Dans cette boutique ou officine, les remèdes occupent une place bien précise dans les différents compartiments de la boiserie en fonction de leur importance thérapeutique (supposée) de leur prix et de leur rareté. Ainsi, les préparations prestigieuses jouant le rôle d'antidote universel ou panacée sont conservées dans de très grands vases d'apparat au décor raffiné. Ces préparations occupant la place d'honneur sont : la Thériaque, l'Orviétan, l'Opiat de Salomon, la Confection d'Hyacinthe.
Le vase d'apparat
Encore appelé vase de montre (monstre), c'est le plus majestueux et le plus volumineux des pots d'apothicaire puisqu'il peut atteindre 90 cm de hauteur et 180 cm de circonférence. De forme ovale, ce vase toujours richement décoré repose fréquemment sur un piédouche. Il bénéficie toujours de la place d'honneur dans les apothicaireries car c'est celui qui contient les remèdes les plus prestigieux, les remèdes souverains aux vertus médicinales multiples. Coiffé d'un couvercle imposant et ouvragé, le vase d'apparat est orné de deux anses en forme de cordons torsadés ou de serpents entrelacés. Ces vases destinés à recevoir notamment la fameuse Thériaque furent la spécialité de Nevers et Rouen en a également produit de magnifiques. Quelque soit leur forme ou leur contenu, tous ces pots de faïence possèdent une décoration riche et variée ou prédominent souvent les motifs floraux. Ils présentent très souvent un cartouche orné réservé à l'inscription du nom du remède.
La Thériaque
Ce symbole absolu de la polypharmacie est né sous l'empire romain avec Andromaque et est encore inscrit à la pharmacopée française de 1884 ! Il s'agit d'un électuaire renfermant 57 composants, c'est à dire une poudre composée qui est mélangée à du miel ou à un sirop et donc de consistance plus ou moins pâteuse.
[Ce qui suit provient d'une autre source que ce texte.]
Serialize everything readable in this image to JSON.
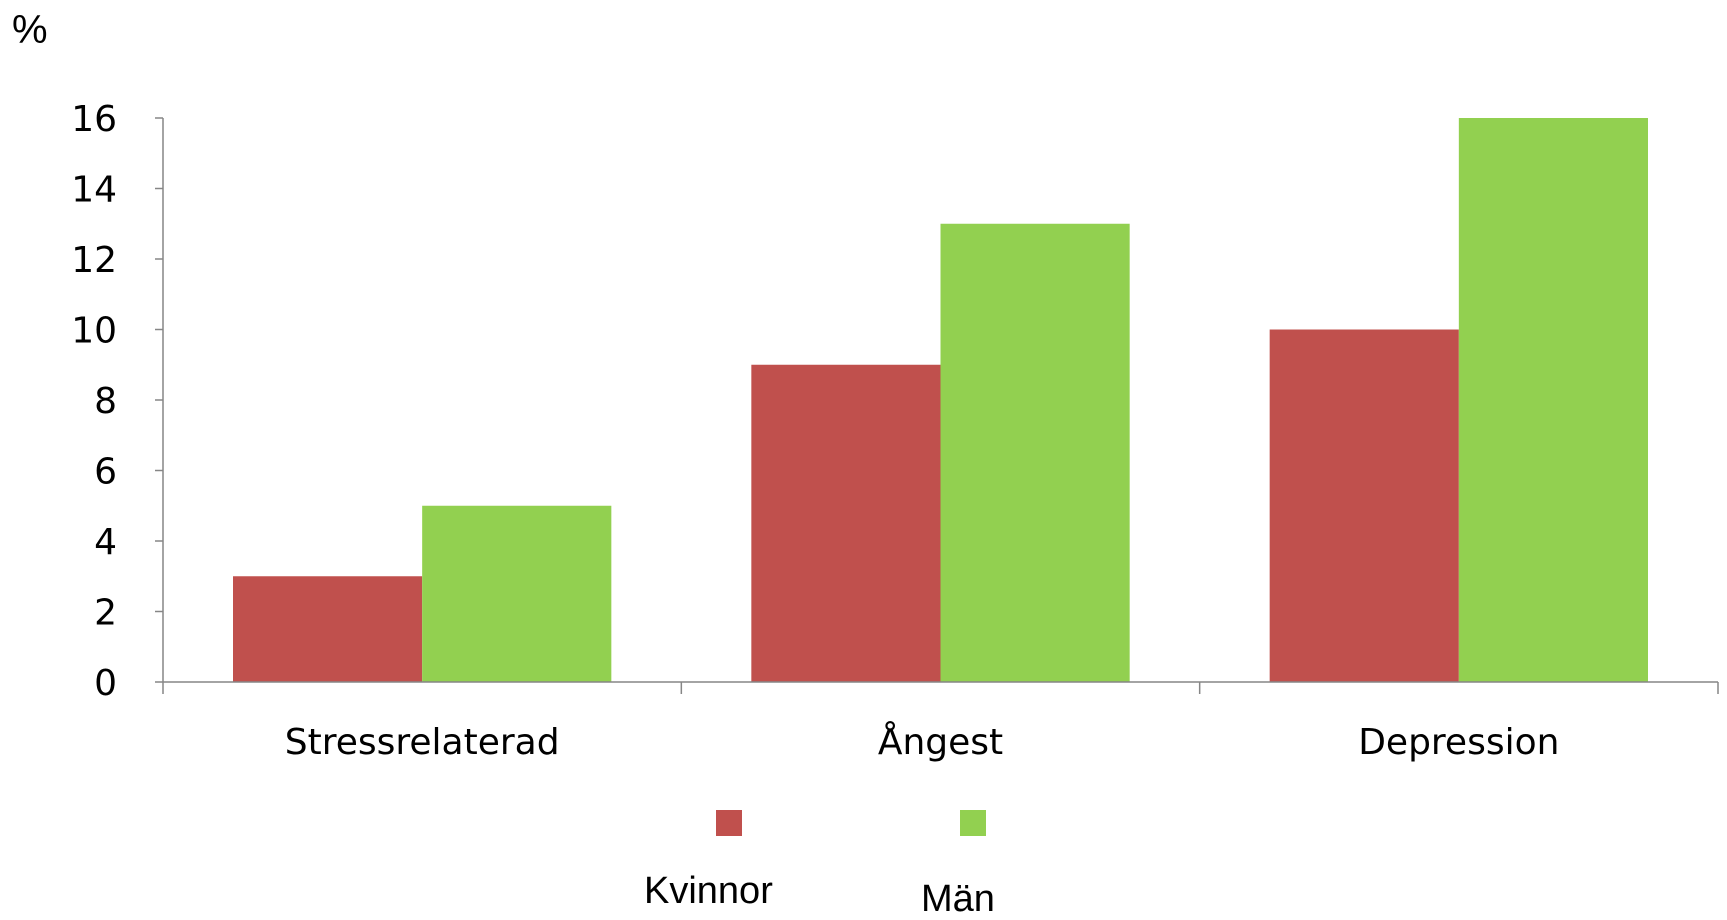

Compte-tenu de ses supposées vertus médicinales, cet antidote fait l'objet d'un commerce appelé triacherie à la frontière entre pratiques magiques et charlatanesques. A Rouen, comme dans les autres grandes villes, les apothicaires décidèrent donc de préparer publiquement et de manière solennelle la thériaque, en présence des sommités médicales et des autorités judiciaires de la ville. Les apothicaires assistaient à tour de rôle à la semaine de la Thériaque qui était ensuite testée "pharmacologiquement" sur un coq ayant subi les morsures d'une vipère. Si le coq ne mourait pas, la thériaque était réputée excellente (le grec thériakos signifie bon contre les morsures des bêtes sauvages).